En los prolegómenos de la semana más hermosa del año, la Quinta Angustia ha tomado posesión de las calles céntricas de la ciudad de Córdoba para volver a demostrar, a propios y extraños, sus señas de identidad, la sobriedad, la elegancia y un profundo ambiente de recogimiento que ha acompañado el devenir de la cofradía por enclaves cargados de un inequívoco sabor cofrade como Santa Victoria, Capuchinos o la propio Santa Iglesia Catedral, antes de transitar por los jardines de la Merced a las puertas mismas de su sede canónica, la parroquia de la Merced. La Hermandad, se presentaba con varios estrenos en este 2024, como el Libro de Reglas, las maniguetas del paso, el llamador y un juego de incensarios.
Tras la Eucaristía previa al Vía Crucis, en la que han estado presentes representantes del Ayuntamiento y la Agrupación de Hermandades y Cofradías, en la persona de Olga Caballero, presidenta de la institución, el Señor ha salido acompañado por un nutrido cortejo de hombres y mujeres, ejemplo de los hermanos que deben conformar las hileras de nazarenos de nuestras cofradías, Nuestro Padre Jesús en su Soberano Poder, entronizado en su paso exornado con jacintos y statis de color morado, y con el contrapunto de la música interpretada por el grupo de capilla de la Banda de la Estrella, ha dejado su huella inconfundible por las calles cordobesas, amparado en la impresionante zancada concebida por los imagineros Pablo Porras y Juan Jiménez para el Nazareno de la Diputación. Un andar largo y elegante.

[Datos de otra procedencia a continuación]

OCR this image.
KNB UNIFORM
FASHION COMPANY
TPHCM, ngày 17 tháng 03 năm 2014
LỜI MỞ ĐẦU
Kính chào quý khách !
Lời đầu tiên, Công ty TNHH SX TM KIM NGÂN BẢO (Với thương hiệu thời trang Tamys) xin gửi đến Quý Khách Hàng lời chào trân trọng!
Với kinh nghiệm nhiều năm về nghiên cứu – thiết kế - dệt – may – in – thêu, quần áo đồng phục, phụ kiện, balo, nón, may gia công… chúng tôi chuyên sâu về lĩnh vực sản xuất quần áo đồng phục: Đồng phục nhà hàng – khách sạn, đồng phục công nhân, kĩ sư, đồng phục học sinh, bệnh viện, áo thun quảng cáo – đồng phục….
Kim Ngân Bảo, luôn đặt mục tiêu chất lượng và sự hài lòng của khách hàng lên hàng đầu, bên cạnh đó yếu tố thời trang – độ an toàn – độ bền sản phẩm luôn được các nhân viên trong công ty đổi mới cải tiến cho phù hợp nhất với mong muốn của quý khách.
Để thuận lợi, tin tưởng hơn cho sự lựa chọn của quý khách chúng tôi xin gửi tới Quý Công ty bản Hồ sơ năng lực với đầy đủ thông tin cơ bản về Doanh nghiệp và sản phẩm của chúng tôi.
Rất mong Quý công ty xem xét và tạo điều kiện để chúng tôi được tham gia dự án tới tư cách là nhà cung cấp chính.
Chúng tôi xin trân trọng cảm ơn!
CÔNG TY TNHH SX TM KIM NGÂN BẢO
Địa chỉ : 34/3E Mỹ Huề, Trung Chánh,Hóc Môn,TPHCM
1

Tras los momentos vividos en la Santa Iglesia Catedral, donde se ha rendido pleitesía al Santísimo, se ha vivido otro momento cargado de emoción, concretamente en la Plaza de la Compañía, donde la Agrupación Musical de Nuestro Padre Jesús de La Redención ha recibido al Señor con una ofrenda musical acorde a la exquisita puesta en escena de la Hermandad mercedaria. Una auténtica delicia para todo el público allí asistente.
Adentrándose en el importante gentío que ha acompañado el caminar de la cofradía por la mayor parte de su recorrido, señal inequívoca de las ganas de Semana Santa que bulle en el alma de la ciudad y de las ganas de los cordobeses de que la Quinta Angustia sea una más entre las cofradías capitalinas, el saber estar de los componentes del cortejo, impecablemente ataviados, y la maestría con la que Luis Miguel Carrión «Curro» ha gobernado a su magnífica cuadrilla, han sido los ingredientes perfectos para completar una noche en la que el olor del incienso y la cera derretida han contribuido para dejar un dulce regusto entre el numeroso público asistente, que no ha faltado a la cita con la primera cofradía de la Semana Santa de Córdoba de 2024. Una cofradía que pide a gritos el hábito nazareno y el respeto que merece.